Une demande accrue, également observée sur le terrain par Annie-Pier Laplante, conseillère en placement, de la Financière Banque Nationale, Gestion de patrimoine. «Je constate la volonté qu'ont mes clients de dénicher des solutions de rechange aux placements traditionnels. Ils désirent investir dans le respect de leurs valeurs personnelles», dit-elle. Ce qui ne signifie pas pour autant que ces investisseurs mettent une croix sur le rendement potentiel. Une étude récente parrainée par la firme OceanRock Investments soutient que l'investissement responsable peut procurer aux investisseurs non seulement de meilleurs rendements, mais aussi une volatilité réduite de portefeuille et une plus grande protection du capital contre le risque baissier des marchés. Les fonds communs basés sur des stratégies d'IR ont une performance supérieure à des fonds équivalents et traditionnels dans 63 % et 67 % des cas, lors d'un investissement en actions ou en revenu fixe.

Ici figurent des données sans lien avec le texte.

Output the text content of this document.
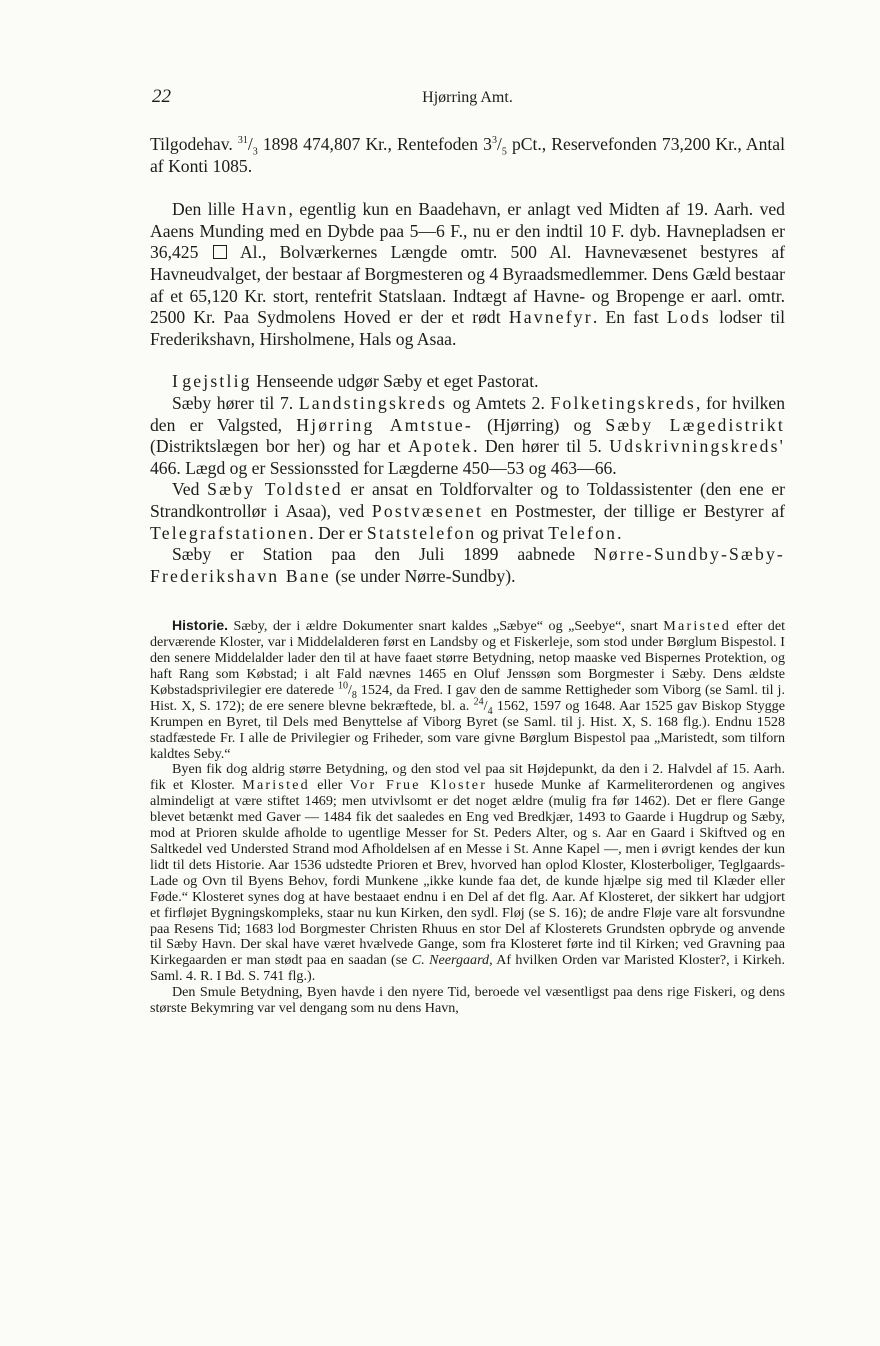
22	Hjørring Amt.

Tilgodehav. $^{31}/_3$ 1898 474,807 Kr., Rentefoden $3^3/_5$ pCt., Reservefonden 73,200 Kr., Antal af Konti 1085.

Den lille Havn, egentlig kun en Baadehavn, er anlagt ved Midten af 19. Aarh. ved Aaens Munding med en Dybde paa 5—6 F., nu er den indtil 10 F. dyb. Havnepladsen er 36,425  Al., Bolværkernes Længde omtr. 500 Al. Havnevæsenet bestyres af Havneudvalget, der bestaar af Borgmesteren og 4 Byraadsmedlemmer. Dens Gæld bestaar af et 65,120 Kr. stort, rentefrit Statslaan. Indtægt af Havne- og Bropenge er aarl. omtr. 2500 Kr. Paa Sydmolens Hoved er der et rødt Havnefyr. En fast Lods lodser til Frederikshavn, Hirsholmene, Hals og Asaa.

I gejstlig Henseende udgør Sæby et eget Pastorat.

Sæby hører til 7. Landstingskreds og Amtets 2. Folketingskreds, for hvilken den er Valgsted, Hjørring Amtstue- (Hjørring) og Sæby Lægedistrikt (Distriktslægen bor her) og har et Apotek. Den hører til 5. Udskrivningskreds' 466. Lægd og er Sessionssted for Lægderne 450—53 og 463—66.

Ved Sæby Toldsted er ansat en Toldforvalter og to Toldassistenter (den ene er Strandkontrollør i Asaa), ved Postvæsenet en Postmester, der tillige er Bestyrer af Telegrafstationen. Der er Statstelefon og privat Telefon.

Sæby er Station paa den Juli 1899 aabnede Nørre-Sundby-Sæby-Frederikshavn Bane (se under Nørre-Sundby).

Historie. Sæby, der i ældre Dokumenter snart kaldes „Sæbye“ og „Seebye“, snart Maristed efter det derværende Kloster, var i Middelalderen først en Landsby og et Fiskerleje, som stod under Børglum Bispestol. I den senere Middelalder lader den til at have faaet større Betydning, netop maaske ved Bispernes Protektion, og haft Rang som Købstad; i alt Fald nævnes 1465 en Oluf Jenssøn som Borgmester i Sæby. Dens ældste Købstadsprivilegier ere daterede $^{10}/_8$ 1524, da Fred. I gav den de samme Rettigheder som Viborg (se Saml. til j. Hist. X, S. 172); de ere senere blevne bekræftede, bl. a. $^{24}/_4$ 1562, 1597 og 1648. Aar 1525 gav Biskop Stygge Krumpen en Byret, til Dels med Benyttelse af Viborg Byret (se Saml. til j. Hist. X, S. 168 flg.). Endnu 1528 stadfæstede Fr. I alle de Privilegier og Friheder, som vare givne Børglum Bispestol paa „Maristedt, som tilforn kaldtes Seby.“

Byen fik dog aldrig større Betydning, og den stod vel paa sit Højdepunkt, da den i 2. Halvdel af 15. Aarh. fik et Kloster. Maristed eller Vor Frue Kloster husede Munke af Karmeliterordenen og angives almindeligt at være stiftet 1469; men utvivlsomt er det noget ældre (mulig fra før 1462). Det er flere Gange blevet betænkt med Gaver — 1484 fik det saaledes en Eng ved Bredkjær, 1493 to Gaarde i Hugdrup og Sæby, mod at Prioren skulde afholde to ugentlige Messer for St. Peders Alter, og s. Aar en Gaard i Skiftved og en Saltkedel ved Understed Strand mod Afholdelsen af en Messe i St. Anne Kapel —, men i øvrigt kendes der kun lidt til dets Historie. Aar 1536 udstedte Prioren et Brev, hvorved han oplod Kloster, Klosterboliger, Teglgaards-Lade og Ovn til Byens Behov, fordi Munkene „ikke kunde faa det, de kunde hjælpe sig med til Klæder eller Føde.“ Klosteret synes dog at have bestaaet endnu i en Del af det flg. Aar. Af Klosteret, der sikkert har udgjort et firfløjet Bygningskompleks, staar nu kun Kirken, den sydl. Fløj (se S. 16); de andre Fløje vare alt forsvundne paa Resens Tid; 1683 lod Borgmester Christen Rhuus en stor Del af Klosterets Grundsten opbryde og anvende til Sæby Havn. Der skal have været hvælvede Gange, som fra Klosteret førte ind til Kirken; ved Gravning paa Kirkegaarden er man stødt paa en saadan (se C. Neergaard, Af hvilken Orden var Maristed Kloster?, i Kirkeh. Saml. 4. R. I Bd. S. 741 flg.).

Den Smule Betydning, Byen havde i den nyere Tid, beroede vel væsentligst paa dens rige Fiskeri, og dens største Bekymring var vel dengang som nu dens Havn,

«L'ajout d'un fonds "responsable" en portefeuille n'entraîne aucun effet négatif sur le rendement potentiel, pourvu que la tolérance au risque de l'investisseur soit respectée, et la répartition d'actifs, adéquate», résume Mme Laplante.
Il n'empêche que l'Observatoire de la consommation responsable (OCR) soulignait en 2014 que le manque d'information, ou la complexité de celle qui est disponible, contribue à éloigner les investisseurs individuels de l'investissement responsable. En fait, les investisseurs particuliers ne comptent que pour 6 % des actifs totaux de cette catégorie, par rapport à 94 % pour les investisseurs institutionnels. Un Québécois sur deux ignore même les principes sous-jacents à cette forme d'investissement.
IR : stratégies sous le capot
Au-delà d'un concept, qu'est-ce au juste que l'investissement responsable (IR) ?
Les titres détenus en vertu d'une telle démarche de placement ne sont pas uniquement soumis à l'analyse traditionnelle de la santé financière des entreprises. L'exercice est poussé à un autre niveau, qui dépasse l'analyse fondamentale ou technique. Des enjeux tels que la pollution, les changements climatiques, l'égalité d'accès à l'emploi, la constitution du conseil d'administration, les relations avec les autochtones, le niveau de dépenses allouées à la recherche et au développement ou encore les prêts équitables aux consommateurs sont quelques-uns des critères que prennent les gestionnaires en considération lorsque vient le moment d'investir.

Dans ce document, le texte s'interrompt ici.